Revitalising Insurance Operations: A Comprehensive System Overhaul for Stability and Efficiency

One of the leading insurance companies in South Africa required a completely new system for sales, collections, and administration for their micro-insurance portfolio. Their previous system was riddled with legacy bottlenecks and limited support, as well as astronomical licensing fees due to the scarcity of support and resources for the technology used. The rewrite had gone poorly, and we were tasked with taking over and recovering the project, ensuring it could go into production with the necessary level of stability, quality, and resilience one would expect from a new system.

Challenges:

  1. The system had been partially built but lacked proper design and implementation patterns, leading to slow system response, instability, and inconsistent/non-functional implementation.
  2. The team was scrambling to align themselves with the scope and deadline and find a way to deliver a system that could resolve all the permutations.
  3. The system behaved inconsistently, resulting in a growing backlog of bugs and issues that frequently re-occurred.

Implementation:

  1. Technology Stack Consolidation: The technology stack had already been defined, so our priority was to consolidate the technical estate and rebuild each of the layers using proper design principles such as SOLID, n-tier, and state management.

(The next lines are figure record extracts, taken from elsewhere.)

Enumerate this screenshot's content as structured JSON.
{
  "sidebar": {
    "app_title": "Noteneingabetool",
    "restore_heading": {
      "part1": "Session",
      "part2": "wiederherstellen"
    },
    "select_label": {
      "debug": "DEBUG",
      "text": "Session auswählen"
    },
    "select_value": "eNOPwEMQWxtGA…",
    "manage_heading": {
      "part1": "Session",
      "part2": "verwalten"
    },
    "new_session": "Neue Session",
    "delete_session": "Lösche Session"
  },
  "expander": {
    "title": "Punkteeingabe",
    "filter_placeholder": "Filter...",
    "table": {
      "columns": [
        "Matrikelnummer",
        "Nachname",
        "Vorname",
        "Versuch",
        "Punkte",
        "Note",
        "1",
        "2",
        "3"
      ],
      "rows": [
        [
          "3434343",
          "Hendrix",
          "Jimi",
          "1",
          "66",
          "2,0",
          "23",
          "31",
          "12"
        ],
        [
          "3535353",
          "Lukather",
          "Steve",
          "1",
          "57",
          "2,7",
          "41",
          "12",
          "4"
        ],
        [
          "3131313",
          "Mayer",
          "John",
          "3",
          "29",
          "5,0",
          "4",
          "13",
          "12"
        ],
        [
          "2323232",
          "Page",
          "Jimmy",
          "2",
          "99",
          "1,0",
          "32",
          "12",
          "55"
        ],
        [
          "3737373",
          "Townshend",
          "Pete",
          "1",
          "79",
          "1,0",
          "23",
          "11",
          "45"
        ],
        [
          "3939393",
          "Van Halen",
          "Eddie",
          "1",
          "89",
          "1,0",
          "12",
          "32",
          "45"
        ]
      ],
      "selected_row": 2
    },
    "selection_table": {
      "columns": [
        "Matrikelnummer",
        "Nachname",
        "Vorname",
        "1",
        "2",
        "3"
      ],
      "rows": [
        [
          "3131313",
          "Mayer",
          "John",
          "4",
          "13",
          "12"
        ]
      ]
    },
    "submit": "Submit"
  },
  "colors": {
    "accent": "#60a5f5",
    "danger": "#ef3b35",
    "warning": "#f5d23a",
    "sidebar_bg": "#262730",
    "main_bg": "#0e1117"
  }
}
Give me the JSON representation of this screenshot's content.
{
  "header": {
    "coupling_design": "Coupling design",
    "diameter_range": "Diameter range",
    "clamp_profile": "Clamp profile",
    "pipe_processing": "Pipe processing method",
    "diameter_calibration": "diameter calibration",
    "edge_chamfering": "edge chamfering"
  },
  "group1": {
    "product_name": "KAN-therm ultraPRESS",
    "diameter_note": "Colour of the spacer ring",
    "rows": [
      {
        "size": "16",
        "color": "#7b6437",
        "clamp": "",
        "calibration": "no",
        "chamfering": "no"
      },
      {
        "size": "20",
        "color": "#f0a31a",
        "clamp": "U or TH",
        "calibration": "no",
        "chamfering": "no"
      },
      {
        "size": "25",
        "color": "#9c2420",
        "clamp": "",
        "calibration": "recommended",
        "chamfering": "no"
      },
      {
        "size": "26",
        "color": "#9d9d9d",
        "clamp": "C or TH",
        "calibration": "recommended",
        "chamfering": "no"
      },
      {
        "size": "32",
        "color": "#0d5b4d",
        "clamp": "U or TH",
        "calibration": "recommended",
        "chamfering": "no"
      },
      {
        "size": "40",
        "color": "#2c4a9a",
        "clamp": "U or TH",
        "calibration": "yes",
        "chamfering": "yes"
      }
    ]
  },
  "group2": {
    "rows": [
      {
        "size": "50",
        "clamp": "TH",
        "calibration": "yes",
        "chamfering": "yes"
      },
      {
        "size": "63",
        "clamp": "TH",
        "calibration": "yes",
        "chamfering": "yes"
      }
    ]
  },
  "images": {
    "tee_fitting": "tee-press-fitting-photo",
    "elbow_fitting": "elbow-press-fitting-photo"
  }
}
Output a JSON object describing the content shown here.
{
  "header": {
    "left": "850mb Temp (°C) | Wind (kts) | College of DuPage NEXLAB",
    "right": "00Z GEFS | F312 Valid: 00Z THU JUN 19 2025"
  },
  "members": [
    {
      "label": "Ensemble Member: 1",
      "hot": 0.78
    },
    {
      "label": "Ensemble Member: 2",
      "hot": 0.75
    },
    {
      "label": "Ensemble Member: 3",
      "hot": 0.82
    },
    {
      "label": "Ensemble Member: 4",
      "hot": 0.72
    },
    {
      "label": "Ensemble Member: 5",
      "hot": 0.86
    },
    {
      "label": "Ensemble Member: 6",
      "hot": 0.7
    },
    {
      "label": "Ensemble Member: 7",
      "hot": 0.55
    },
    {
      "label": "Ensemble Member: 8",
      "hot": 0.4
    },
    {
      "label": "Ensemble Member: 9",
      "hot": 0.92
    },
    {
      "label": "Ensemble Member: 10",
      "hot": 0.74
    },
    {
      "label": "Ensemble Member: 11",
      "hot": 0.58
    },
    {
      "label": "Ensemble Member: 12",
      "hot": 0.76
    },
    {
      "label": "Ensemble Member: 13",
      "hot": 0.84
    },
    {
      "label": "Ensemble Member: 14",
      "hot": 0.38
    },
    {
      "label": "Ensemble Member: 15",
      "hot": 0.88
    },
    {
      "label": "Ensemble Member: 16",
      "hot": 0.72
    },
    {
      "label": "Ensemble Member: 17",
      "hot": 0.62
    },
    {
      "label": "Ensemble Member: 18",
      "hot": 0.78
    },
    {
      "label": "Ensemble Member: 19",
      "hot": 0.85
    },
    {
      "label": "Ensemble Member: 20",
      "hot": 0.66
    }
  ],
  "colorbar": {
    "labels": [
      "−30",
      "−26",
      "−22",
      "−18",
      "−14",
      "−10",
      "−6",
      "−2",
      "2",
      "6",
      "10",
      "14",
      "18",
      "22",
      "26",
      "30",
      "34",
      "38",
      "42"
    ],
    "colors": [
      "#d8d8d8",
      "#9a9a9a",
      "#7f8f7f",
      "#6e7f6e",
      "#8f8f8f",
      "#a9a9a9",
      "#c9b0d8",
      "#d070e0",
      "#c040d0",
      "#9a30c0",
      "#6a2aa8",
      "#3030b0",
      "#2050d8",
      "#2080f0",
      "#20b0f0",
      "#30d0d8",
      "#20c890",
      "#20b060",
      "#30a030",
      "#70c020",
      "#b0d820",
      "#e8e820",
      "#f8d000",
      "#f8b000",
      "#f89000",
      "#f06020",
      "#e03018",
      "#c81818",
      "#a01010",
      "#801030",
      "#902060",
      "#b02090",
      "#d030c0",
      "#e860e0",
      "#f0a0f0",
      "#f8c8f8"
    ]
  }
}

We identified all the services and REST endpoints that were used and created a template for how these services should be defined and implemented. We rewrote all the existing services to conform to this template, introducing concepts like validation, exception handling, caching, and standardisation.
  2. Front-End Optimization: We identified the core bottlenecks on the front-end and integration pieces and set out splitting and optimising the components. We introduced advanced bundling techniques and lazy loading to the front-end, as well as improved routing, promoting reuse and componentization of repeated pieces of functionality. We then implemented various interceptors to handle navigation, error, and network events consistently.
  3. Development Lifecycle Improvement: We improved the development lifecycle by introducing branching strategies, code review, and an approval process that helped us catch and resolve issues preemptively while ensuring stricter code standards were enforced.

Results:

  1. Refactored over 130 services into a consistent standard.
  2. Reduced the initial page load from over 20 seconds to sub-second loads.
  3. Reduced the main front-end bundle from 18 megabytes to 9 megabytes.
  4. Cleared the bug backlog and introduced stability and resiliency.
  5. Improved deployment time and confidence in quality.